A solução deste problema passa necessariamente pela criação de novos modelos logísticos para o atendimento de pedidos. Uma solução que começa a ser identificada como adequada é o que vem sendo chamada de sistema logístico “ponta a ponta”.  Segundo a Forrester Research, este modelo é uma extensão do sistema utilizado por algumas empresas de venda por catálogo e implica na visibilidade do pacote transportado, bem como na continuidade do serviço prestado, desde o momento da compra até o momento da entrega. São três os princípios básicos deste modelo.

O primeiro é o fortalecimento do relacionamento com o cliente. O serviço prestado deve superar as expectativas dos clientes. Novos tipos de serviços podem ser oferecidos aos consumidores, aumentando as possibilidades de interação entre estes e a empresa ao longo do ciclo do pedido. O cliente deve ser informado de todos os detalhes referentes ao ciclo completo do pedido, assim como acerca da disponibilidade dos produtos, previsão de entrega e custo total da transação. As empresas devem ser pró-ativas no envio de informações relativas ao pedido do cliente, especialmente quando as metas previamente estabelecidas no momento da compra não puderem ser cumpridas. Além destas preocupações, as empresas devem projetar e gerir um serviço pós-venda ágil e simples. Ou seja, a estrutura de serviços pós-venda deve permitir aos clientes um processo simples e rápido de devolução da mercadoria, tanto no caso de cancelamento da compra, quanto de troca. Para prestarem esse serviço, de forma planejada, as empresas devem se preocupar tanto com o fulfillment quanto com a logística reversa.

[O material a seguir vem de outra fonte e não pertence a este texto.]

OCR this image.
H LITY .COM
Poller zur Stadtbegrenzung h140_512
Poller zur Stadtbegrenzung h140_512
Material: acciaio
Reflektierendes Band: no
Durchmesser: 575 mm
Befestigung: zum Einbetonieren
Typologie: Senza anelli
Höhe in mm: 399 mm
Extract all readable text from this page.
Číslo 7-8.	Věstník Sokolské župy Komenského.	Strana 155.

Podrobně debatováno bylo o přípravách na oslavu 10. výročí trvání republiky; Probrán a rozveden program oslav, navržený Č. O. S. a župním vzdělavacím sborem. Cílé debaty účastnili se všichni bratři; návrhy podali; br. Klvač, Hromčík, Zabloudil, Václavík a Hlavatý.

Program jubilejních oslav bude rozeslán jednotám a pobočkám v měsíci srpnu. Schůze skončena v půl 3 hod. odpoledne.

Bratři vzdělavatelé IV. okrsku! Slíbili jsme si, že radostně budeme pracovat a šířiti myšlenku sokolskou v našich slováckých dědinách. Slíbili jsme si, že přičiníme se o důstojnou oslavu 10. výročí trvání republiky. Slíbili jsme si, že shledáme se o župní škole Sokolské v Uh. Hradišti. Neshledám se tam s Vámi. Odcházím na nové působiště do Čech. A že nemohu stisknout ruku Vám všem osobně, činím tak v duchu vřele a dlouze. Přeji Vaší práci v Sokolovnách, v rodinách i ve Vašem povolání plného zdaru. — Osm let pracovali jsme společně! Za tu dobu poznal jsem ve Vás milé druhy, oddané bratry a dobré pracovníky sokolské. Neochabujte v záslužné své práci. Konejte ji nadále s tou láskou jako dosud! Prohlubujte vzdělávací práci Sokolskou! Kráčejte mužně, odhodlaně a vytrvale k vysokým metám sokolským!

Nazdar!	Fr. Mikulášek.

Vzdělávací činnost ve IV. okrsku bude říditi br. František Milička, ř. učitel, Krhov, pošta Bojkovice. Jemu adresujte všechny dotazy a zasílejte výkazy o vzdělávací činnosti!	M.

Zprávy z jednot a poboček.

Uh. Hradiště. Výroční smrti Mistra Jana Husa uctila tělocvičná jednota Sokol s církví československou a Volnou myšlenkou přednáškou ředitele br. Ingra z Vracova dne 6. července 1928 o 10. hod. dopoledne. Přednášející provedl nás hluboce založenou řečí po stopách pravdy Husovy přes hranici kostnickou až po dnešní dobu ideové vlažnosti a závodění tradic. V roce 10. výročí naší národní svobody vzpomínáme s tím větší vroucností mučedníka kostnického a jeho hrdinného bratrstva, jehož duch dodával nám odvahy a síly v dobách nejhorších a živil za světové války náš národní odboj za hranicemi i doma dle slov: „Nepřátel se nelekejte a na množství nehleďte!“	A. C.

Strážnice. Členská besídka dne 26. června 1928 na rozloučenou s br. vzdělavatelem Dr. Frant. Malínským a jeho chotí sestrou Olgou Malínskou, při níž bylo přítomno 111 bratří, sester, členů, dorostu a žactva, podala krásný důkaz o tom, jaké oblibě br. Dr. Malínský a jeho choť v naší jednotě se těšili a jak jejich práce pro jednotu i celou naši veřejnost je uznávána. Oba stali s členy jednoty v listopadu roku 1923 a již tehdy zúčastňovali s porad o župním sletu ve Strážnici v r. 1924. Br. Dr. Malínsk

O segundo princípio do modelo é o foco em pacotes, e não em pallets. As empresas devem se preparar para um grande fluxo de pedidos compostos de poucos itens e configurar seu sistema logístico de modo a obter o nível de serviço desejado. Aquelas que desejarem ter sucesso de longo prazo devem se preparar para ciclos de pedido reduzidos, muitas vezes com duração de horas ao invés de dias. As empresas devem procurar reduzir ao máximo o número de devoluções. Como a previsão de vendas pode ser uma tarefa difícil em se tratando de e-commerce, é necessário se preparar para os períodos de pico, muitas vezes negociando serviços especiais junto aos fornecedores de modo a contemplar essas fases. Em suma, as empresas devem realizar uma boa gestão da demanda. Além disso, elas devem se preocupar com a consolidação de itens em uma única entrega, sem comprometer os custos de estoque. Uma outra recomendação é a de personalizar serviços para cada pedido, tais como montagem, embrulho para presente e promoções, buscando realizar um marketing um a um..

O terceiro e último princípio diz respeito à entrega porta a porta. As empresas devem se preparar para todo tipo de entrega, seja ela comercial, residencial, com montagem solicitada, que contemple a ausência do cliente etc. Muitas empresas consideram a atividade de entrega uma commodity; mas no e-commerce, ela deve ser vista como um fator de diferenciação junto aos clientes. Para tanto, deve se oferecer ao cliente várias opções quanto ao recebimento da mercadoria, proporcionando-lhe o máximo de conveniência. Deste modo, as empresas podem, por exemplo, permitir que o cliente recolha sua encomenda em determinado local combinado. E por último, as empresas devem tratar as exceções automaticamente, permitindo, inclusive, o redirecionamento de pacote durante todo o ciclo de entrega. Essa automação é necessária face o volume de pedidos diários, que não mais comportam um tratamento manual e não planejado dos casos de exceção.